Tijdelijke vrijstellingsregeling Bouwstoffenbesluit 2004

[Regeling vervallen per 04-01-2006 met terugwerkende kracht tot en met 01-01-2006.]
Geraadpleegd op 16-12-2024. Gebruikte datum 'geldig op' 23-09-2011 en zichtdatum 15-12-2024.
Geldend van 31-10-2004 t/m 31-12-2005

Regeling van de Staatssecretaris van Volkshuisvesting, Ruimtelijke Ordening en Milieubeheer van 19 oktober 2004, nr. BWL/2004095093, houdende aanpassing van bepaalde, op grond van het Bouwstoffenbesluit bodem- en oppervlaktewaterenbescherming geldende eisen ten aanzien van het gebruiken van bouwstoffen op of in de bodem (Tijdelijke vrijstellingsregeling Bouwstoffenbesluit 2004)
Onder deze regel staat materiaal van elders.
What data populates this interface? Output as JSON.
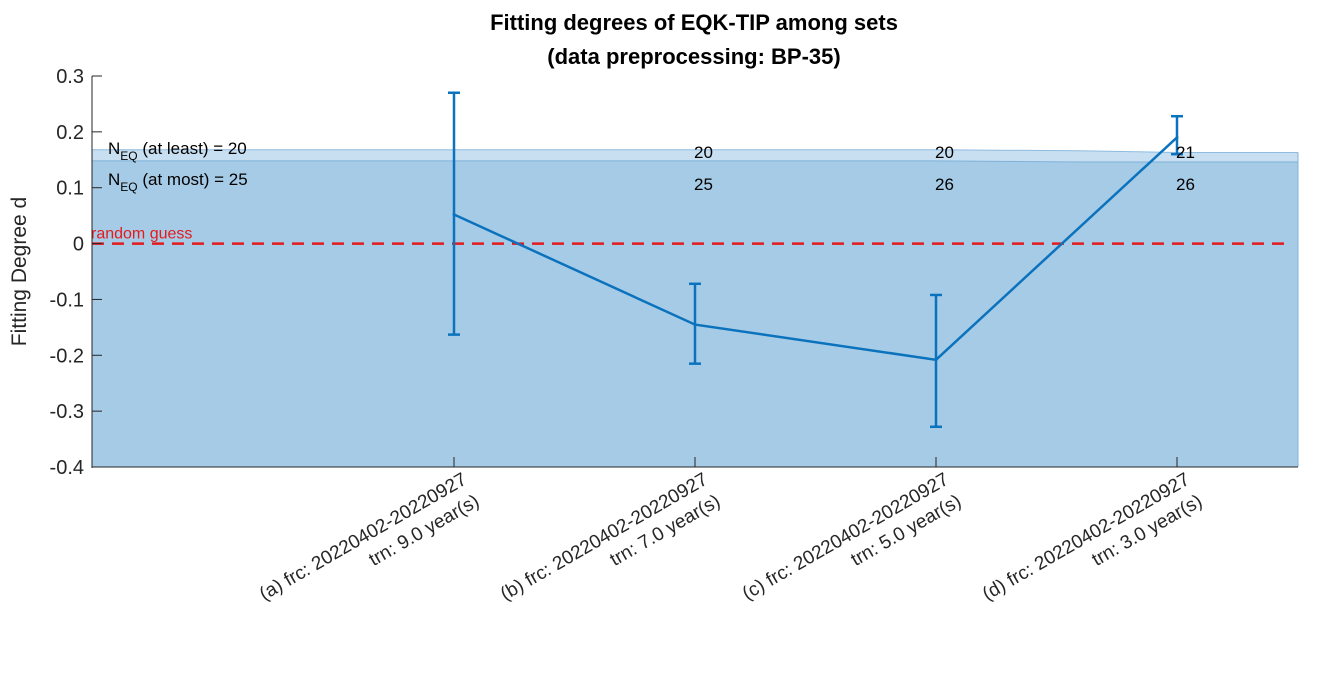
{
  "chart_data": {
    "type": "line",
    "title": [
      "Fitting degrees of EQK-TIP among sets",
      "(data preprocessing: BP-35)"
    ],
    "xlabel": "",
    "ylabel": "Fitting Degree d",
    "ylim": [
      -0.4,
      0.3
    ],
    "yticks": [
      "0.3",
      "0.2",
      "0.1",
      "0",
      "-0.1",
      "-0.2",
      "-0.3",
      "-0.4"
    ],
    "categories": [
      [
        "(a) frc: 20220402-20220927",
        "trn: 9.0 year(s)"
      ],
      [
        "(b) frc: 20220402-20220927",
        "trn: 7.0 year(s)"
      ],
      [
        "(c) frc: 20220402-20220927",
        "trn: 5.0 year(s)"
      ],
      [
        "(d) frc: 20220402-20220927",
        "trn: 3.0 year(s)"
      ]
    ],
    "series": [
      {
        "values": [
          0.052,
          -0.145,
          -0.208,
          0.19
        ],
        "lower": [
          -0.163,
          -0.215,
          -0.328,
          0.16
        ],
        "upper": [
          0.27,
          -0.072,
          -0.092,
          0.228
        ]
      }
    ],
    "bands": {
      "at_least_top": [
        0.168,
        0.168,
        0.168,
        0.166,
        0.163,
        0.163
      ],
      "at_most_top": [
        0.148,
        0.148,
        0.148,
        0.146,
        0.146,
        0.146
      ]
    },
    "n_eq_label_main": "N",
    "n_eq_label_sub": "EQ",
    "n_eq_at_least_text": " (at least) = 20",
    "n_eq_at_most_text": " (at most) = 25",
    "n_eq_at_least": [
      20,
      20,
      20,
      21
    ],
    "n_eq_at_most": [
      25,
      25,
      26,
      26
    ],
    "reference_line": {
      "y": 0,
      "label": "random guess",
      "color": "#e41a1c"
    },
    "colors": {
      "line": "#0b72bd",
      "band_outer": "#c7dff0",
      "band_inner": "#a6cbe6",
      "axis": "#262626"
    },
    "grid": false
  }
}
De Staatssecretaris van Volkshuisvesting, Ruimtelijke Ordening en Milieubeheer, handelende in overeenstemming met de Minister van Landbouw, Natuur en Voedselkwaliteit;

Gelet op artikel 64 van de Wet bodembescherming;

Besluit:

Artikel 1. Definities

[Regeling vervallen per 04-01-2006 met terugwerkende kracht tot en met 01-01-2006]

Artikel 2. Toepasselijkheid

[Regeling vervallen per 04-01-2006 met terugwerkende kracht tot en met 01-01-2006]

  • 2 De vrijstelling voor sulfaat als bedoeld in artikel 3, tweede lid, onder g is, met uitzondering van het gebruiken van kleischelpen in duingebieden, niet van toepassing op het op of in de bodem gebruiken van bouwstoffen in:

    • a) gebieden die krachtens de artikelen 7 of 21 van de Natuurbeschermingswet zijn aangewezen als beschermd natuurmonument, onderscheidenlijk zijn aangewezen als staatsnatuurmonument;

    • b) gebieden die krachtens richtlijn nr. 79/409/EEG van de Raad van de Europese Gemeenschappen van 2 april 1979 inzake het behoud van de vogelstand (PbEG L 103) zijn aangewezen als speciale beschermingszone;

    • c) gebieden die krachtens richtlijn nr. 92/43/EEG van de Raad van de Europese Gemeenschappen van 21 mei 1992 inzake de instandhouding van natuurlijke habitats en de wilde flora en fauna (PbEG L 206) zijn aangewezen als speciale beschermingszone, en

    • d) gebieden die bij de provinciale milieuverordening als bedoeld in artikel 1.2 van de Wet milieubeheer zijn aangewezen voor de waterwinning.

Artikel 3. Vrijstelling verbod overschrijding samenstellings- en immissiewaarden

[Regeling vervallen per 04-01-2006 met terugwerkende kracht tot en met 01-01-2006]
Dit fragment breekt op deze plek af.